US Gig Workers Earn $17k Per year

A new study conducted by daVinci Payments found that 72 million, 29 percent, of American adults work in the U.S. gig economy, earning approximately $1.2 trillion annually.

Supplementing income is the primary reason they participate with the average gig income just under $17,000 per year.

The majority of gig workers report that they maintain full-time employment with traditional jobs for stability, insurance and higher income. Only 25 percent want to gig full time.

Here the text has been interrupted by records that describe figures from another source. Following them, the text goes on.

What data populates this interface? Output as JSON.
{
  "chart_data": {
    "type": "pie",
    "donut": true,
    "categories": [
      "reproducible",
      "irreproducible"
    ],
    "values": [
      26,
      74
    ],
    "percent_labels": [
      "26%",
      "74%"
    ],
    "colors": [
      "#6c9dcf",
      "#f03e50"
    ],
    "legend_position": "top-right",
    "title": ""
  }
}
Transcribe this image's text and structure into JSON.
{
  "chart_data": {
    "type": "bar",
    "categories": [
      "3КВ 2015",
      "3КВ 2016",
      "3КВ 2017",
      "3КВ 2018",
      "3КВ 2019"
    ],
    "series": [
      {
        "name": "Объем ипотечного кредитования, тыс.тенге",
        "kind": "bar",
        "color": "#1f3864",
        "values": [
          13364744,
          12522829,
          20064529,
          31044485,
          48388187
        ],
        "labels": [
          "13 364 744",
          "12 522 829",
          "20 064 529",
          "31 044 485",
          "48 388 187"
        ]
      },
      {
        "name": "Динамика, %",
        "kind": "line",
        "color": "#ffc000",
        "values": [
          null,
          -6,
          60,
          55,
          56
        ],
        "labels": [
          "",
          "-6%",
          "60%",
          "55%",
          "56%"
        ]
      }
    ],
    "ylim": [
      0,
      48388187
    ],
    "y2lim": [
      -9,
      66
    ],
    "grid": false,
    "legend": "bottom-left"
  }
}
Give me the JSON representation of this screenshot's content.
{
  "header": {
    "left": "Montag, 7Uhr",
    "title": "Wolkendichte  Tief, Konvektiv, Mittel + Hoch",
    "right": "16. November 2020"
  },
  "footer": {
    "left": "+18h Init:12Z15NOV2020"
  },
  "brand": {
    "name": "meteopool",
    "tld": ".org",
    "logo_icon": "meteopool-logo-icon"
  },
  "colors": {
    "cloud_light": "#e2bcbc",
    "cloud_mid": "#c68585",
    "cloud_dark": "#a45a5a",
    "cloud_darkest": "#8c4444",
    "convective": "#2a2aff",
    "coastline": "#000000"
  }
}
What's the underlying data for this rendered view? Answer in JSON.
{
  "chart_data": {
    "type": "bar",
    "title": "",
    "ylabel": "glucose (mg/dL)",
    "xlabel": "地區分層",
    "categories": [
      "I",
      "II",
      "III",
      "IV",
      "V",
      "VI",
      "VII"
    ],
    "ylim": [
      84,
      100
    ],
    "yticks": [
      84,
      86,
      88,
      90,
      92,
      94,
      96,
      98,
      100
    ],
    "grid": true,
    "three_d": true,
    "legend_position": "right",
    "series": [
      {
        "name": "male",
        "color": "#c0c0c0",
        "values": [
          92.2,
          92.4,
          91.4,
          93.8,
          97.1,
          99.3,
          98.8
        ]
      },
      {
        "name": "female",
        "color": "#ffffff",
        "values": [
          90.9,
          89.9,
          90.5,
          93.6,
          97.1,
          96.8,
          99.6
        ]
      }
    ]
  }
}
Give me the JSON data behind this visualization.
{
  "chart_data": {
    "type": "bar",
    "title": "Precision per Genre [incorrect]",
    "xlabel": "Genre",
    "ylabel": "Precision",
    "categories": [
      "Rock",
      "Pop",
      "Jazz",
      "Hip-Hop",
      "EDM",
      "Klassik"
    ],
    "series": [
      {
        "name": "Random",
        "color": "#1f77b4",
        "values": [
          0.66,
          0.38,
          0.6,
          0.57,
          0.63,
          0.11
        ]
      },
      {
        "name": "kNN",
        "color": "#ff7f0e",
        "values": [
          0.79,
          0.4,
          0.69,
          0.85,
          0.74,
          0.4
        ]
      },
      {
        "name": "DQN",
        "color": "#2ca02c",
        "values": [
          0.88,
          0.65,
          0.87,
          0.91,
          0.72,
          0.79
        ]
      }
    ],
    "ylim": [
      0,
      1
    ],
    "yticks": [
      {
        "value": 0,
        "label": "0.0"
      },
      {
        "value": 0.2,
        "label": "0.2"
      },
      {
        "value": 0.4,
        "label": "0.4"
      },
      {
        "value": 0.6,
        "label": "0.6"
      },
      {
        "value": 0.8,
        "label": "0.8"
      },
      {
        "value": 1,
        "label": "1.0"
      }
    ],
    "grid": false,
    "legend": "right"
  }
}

“As employers come to rely on gig workers more every year, they must learn how to attract the best gig talent,” said Rodney Mason, daVinci Payments’ Chief Revenue Officer. “Adopting a mobile-first instant pay and reward structure, based on immediacy and ease of use, is clearly a competitive advantage to attract and retain the best and brightest.”

Rodney Mason

Gen Z and Millennials with advanced education have the highest propensity to gig. The study, conducted by daVinci in October 2019, garnered the following findings on the gig workforce:

  • 86 percent say they like gig work
  • 80 percent intend to do the same or more gig work in the future
  • 79 percent have at least some education beyond high school with 46% holding a college degree
  • 65 percent have received same day pay, and 75 percent say it would make them more loyal to a gig job over one that doesn’t offer it
  • Prepaid that can be spent anywhere is the incentive reward of choice

The study includes the “Top 20 Gig List™” ranking by participation categories with

1) Restaurants,
2) Retail,
3 – Tie) Customer Service and Delivery/Driving topping the list.

“The ‘Top 20 Gig List’, illustrates how gig is disrupting massive service sectors,” Mason noted. “Education, for example, is ranked in the top 10 and will continue to climb higher on the list as online classes for US educators continue to grow domestically and around the world. Counseling, sales and other consultative services are on similar trajectories, making the market more competitive for gig labor talent,” added Mason.